Linkers of the nucleoskeleton to the cytoskeleton (LINC) complexes formed by SUN and KASH proteins are conserved eukaryotic protein complexes that bridge the nuclear envelope (NE) via protein-protein interactions in the NE lumen. Revealed by opisthokont studies, LINC complexes are key players in multiple cellular processes, such as nuclear and chromosomal positioning and nuclear shape determination, which in turn influence the generation of gametes and several aspects of development.

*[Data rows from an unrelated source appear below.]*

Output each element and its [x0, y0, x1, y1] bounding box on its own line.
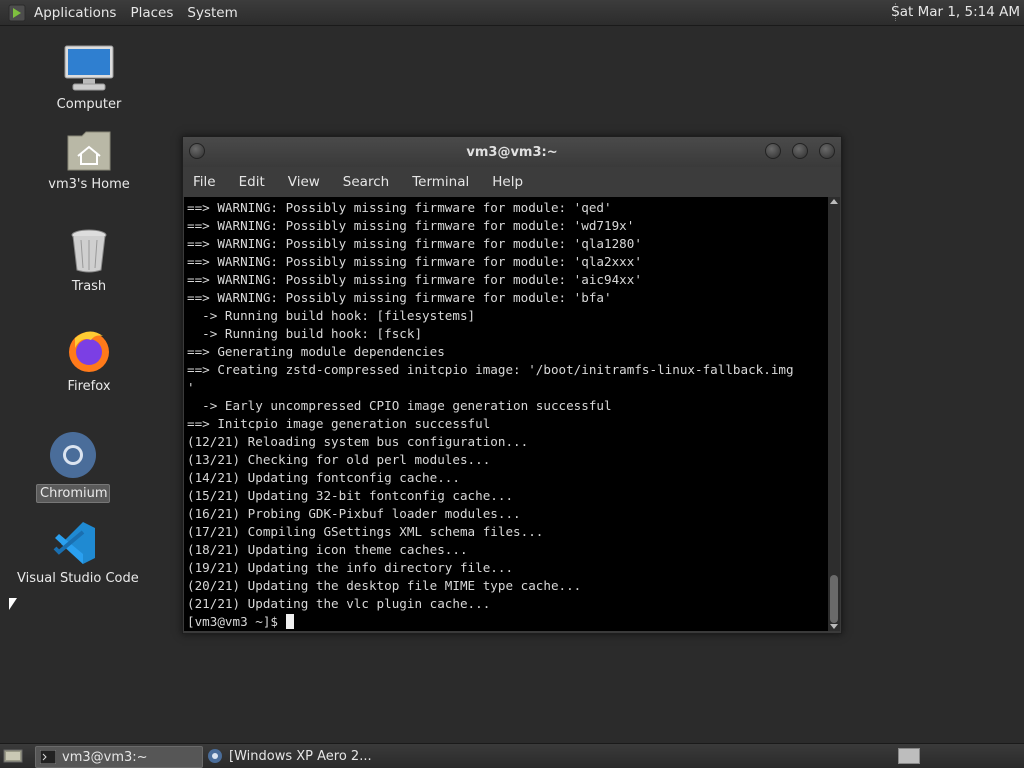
- terminal-line: (16/21) Probing GDK-Pixbuf loader module…: [187, 506, 521, 521]
- taskbar-item-label: [Windows XP Aero 2...: [229, 748, 372, 764]
- terminal-line: -> Early uncompressed CPIO image generat…: [187, 398, 612, 413]
- desktop-icon-label: Computer: [56, 97, 122, 112]
- terminal-window[interactable]: vm3@vm3:~ File Edit View Search Terminal…: [182, 136, 842, 634]
- terminal-line: -> Running build hook: [fsck]: [187, 326, 423, 341]
- desktop-icon-label: Trash: [71, 279, 107, 294]
- home-folder-icon: [66, 128, 112, 172]
- applications-menu-icon[interactable]: [8, 4, 26, 22]
- clock[interactable]: Sat Mar 1, 5:14 AM: [891, 4, 1020, 20]
- terminal-output[interactable]: ==> WARNING: Possibly missing firmware f…: [184, 197, 828, 631]
- desktop-icon-vscode[interactable]: Visual Studio Code: [14, 520, 139, 587]
- terminal-line: (18/21) Updating icon theme caches...: [187, 542, 468, 557]
- scroll-down-arrow-icon[interactable]: [830, 624, 838, 629]
- menu-terminal[interactable]: Terminal: [412, 174, 469, 190]
- terminal-line: ': [187, 380, 195, 395]
- terminal-line: ==> WARNING: Possibly missing firmware f…: [187, 254, 642, 269]
- scroll-up-arrow-icon[interactable]: [830, 199, 838, 204]
- terminal-line: ==> Initcpio image generation successful: [187, 416, 491, 431]
- show-desktop-icon[interactable]: [3, 748, 23, 768]
- terminal-prompt-line[interactable]: [vm3@vm3 ~]$: [187, 613, 828, 631]
- window-title: vm3@vm3:~: [466, 145, 558, 160]
- terminal-menubar: File Edit View Search Terminal Help: [183, 167, 841, 197]
- desktop-icon-trash[interactable]: Trash: [56, 228, 122, 295]
- text-cursor: [285, 614, 294, 629]
- desktop-icon-label: Firefox: [67, 379, 111, 394]
- computer-icon: [63, 44, 115, 92]
- menu-file[interactable]: File: [193, 174, 216, 190]
- window-titlebar[interactable]: vm3@vm3:~: [183, 137, 841, 167]
- maximize-button[interactable]: [792, 143, 808, 159]
- terminal-icon: [39, 749, 57, 765]
- terminal-line: (19/21) Updating the info directory file…: [187, 560, 514, 575]
- bottom-panel: vm3@vm3:~ [Windows XP Aero 2...: [0, 743, 1024, 768]
- desktop-icon-label: vm3's Home: [48, 177, 130, 192]
- terminal-line: ==> Creating zstd-compressed initcpio im…: [187, 362, 794, 377]
- firefox-icon: [65, 326, 113, 374]
- desktop-icon-firefox[interactable]: Firefox: [56, 326, 122, 395]
- taskbar-item-label: vm3@vm3:~: [62, 749, 148, 765]
- chromium-icon: [48, 430, 98, 480]
- terminal-line: ==> WARNING: Possibly missing firmware f…: [187, 200, 612, 215]
- terminal-line: (13/21) Checking for old perl modules...: [187, 452, 491, 467]
- desktop-icon-home[interactable]: vm3's Home: [44, 128, 134, 193]
- taskbar-item-terminal[interactable]: vm3@vm3:~: [35, 746, 203, 768]
- terminal-line: ==> WARNING: Possibly missing firmware f…: [187, 272, 642, 287]
- menu-edit[interactable]: Edit: [239, 174, 265, 190]
- menu-search[interactable]: Search: [343, 174, 389, 190]
- desktop-icon-label: Chromium: [36, 484, 110, 503]
- workspace-switcher[interactable]: [898, 748, 920, 768]
- taskbar-item-chromium[interactable]: [Windows XP Aero 2...: [203, 746, 403, 766]
- trash-icon: [69, 228, 109, 274]
- chromium-icon: [207, 749, 223, 763]
- terminal-scrollbar[interactable]: [828, 197, 840, 631]
- vscode-icon: [51, 520, 97, 566]
- terminal-line: (21/21) Updating the vlc plugin cache...: [187, 596, 491, 611]
- terminal-line: (15/21) Updating 32-bit fontconfig cache…: [187, 488, 514, 503]
- desktop-icon-label: Visual Studio Code: [17, 571, 139, 586]
- terminal-line: (17/21) Compiling GSettings XML schema f…: [187, 524, 544, 539]
- system-menu[interactable]: System: [187, 5, 237, 21]
- terminal-line: ==> Generating module dependencies: [187, 344, 445, 359]
- terminal-line: ==> WARNING: Possibly missing firmware f…: [187, 218, 635, 233]
- terminal-line: (20/21) Updating the desktop file MIME t…: [187, 578, 582, 593]
- close-button[interactable]: [819, 143, 835, 159]
- terminal-line: -> Running build hook: [filesystems]: [187, 308, 476, 323]
- desktop-icon-chromium[interactable]: Chromium: [36, 430, 110, 503]
- scrollbar-thumb[interactable]: [830, 575, 838, 623]
- shell-prompt: [vm3@vm3 ~]$: [187, 614, 286, 629]
- terminal-line: ==> WARNING: Possibly missing firmware f…: [187, 290, 612, 305]
- terminal-line: (14/21) Updating fontconfig cache...: [187, 470, 460, 485]
- places-menu[interactable]: Places: [130, 5, 173, 21]
- minimize-button[interactable]: [765, 143, 781, 159]
- mouse-pointer-icon: [9, 598, 17, 610]
- terminal-line: ==> WARNING: Possibly missing firmware f…: [187, 236, 642, 251]
- menu-view[interactable]: View: [288, 174, 320, 190]
- desktop-icon-computer[interactable]: Computer: [52, 44, 126, 113]
- top-panel: Applications Places System Sat Mar 1, 5:…: [0, 0, 1024, 26]
- terminal-line: (12/21) Reloading system bus configurati…: [187, 434, 529, 449]
- menu-help[interactable]: Help: [492, 174, 523, 190]
- applications-menu[interactable]: Applications: [34, 5, 116, 21]
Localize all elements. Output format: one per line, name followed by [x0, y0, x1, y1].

Although comparable processes have long been known in plants, the first plant nuclear envelope bridging complexes were only recently identified. WPP domain-interacting proteins at the outer NE have little homology to known opisthokont KASH proteins, but form complexes with SUN proteins at the inner NE that have plant-specific properties and functions. In this review, we will address the importance of LINC complex-regulated processes, describe the plant NE bridging complexes and compare them to opisthokont LINC complexes.

摘要

核骨架到细胞骨架的连接体(LINC)复合物由 SUN 和 KASH 蛋白形成,是保守的真核蛋白复合物,通过核膜(NE)腔中的蛋白-蛋白相互作用在核膜上桥接。由后生动物研究揭示,LINC 复合物是多种细胞过程的关键参与者,如核和染色体定位以及核形状决定,这反过来又影响配子的产生和发育的几个方面。尽管植物中早已存在类似的过程,但直到最近才鉴定出第一批植物核膜桥接复合物。在外核膜上的 WPP 结构域相互作用蛋白与已知后生动物的 KASH 蛋白几乎没有同源性,但在内核膜上与具有植物特异性特性和功能的 SUN 蛋白形成复合物。在这篇综述中,我们将讨论 LINC 复合物调节的过程的重要性,描述植物核膜桥接复合物,并将其与后生动物 LINC 复合物进行比较。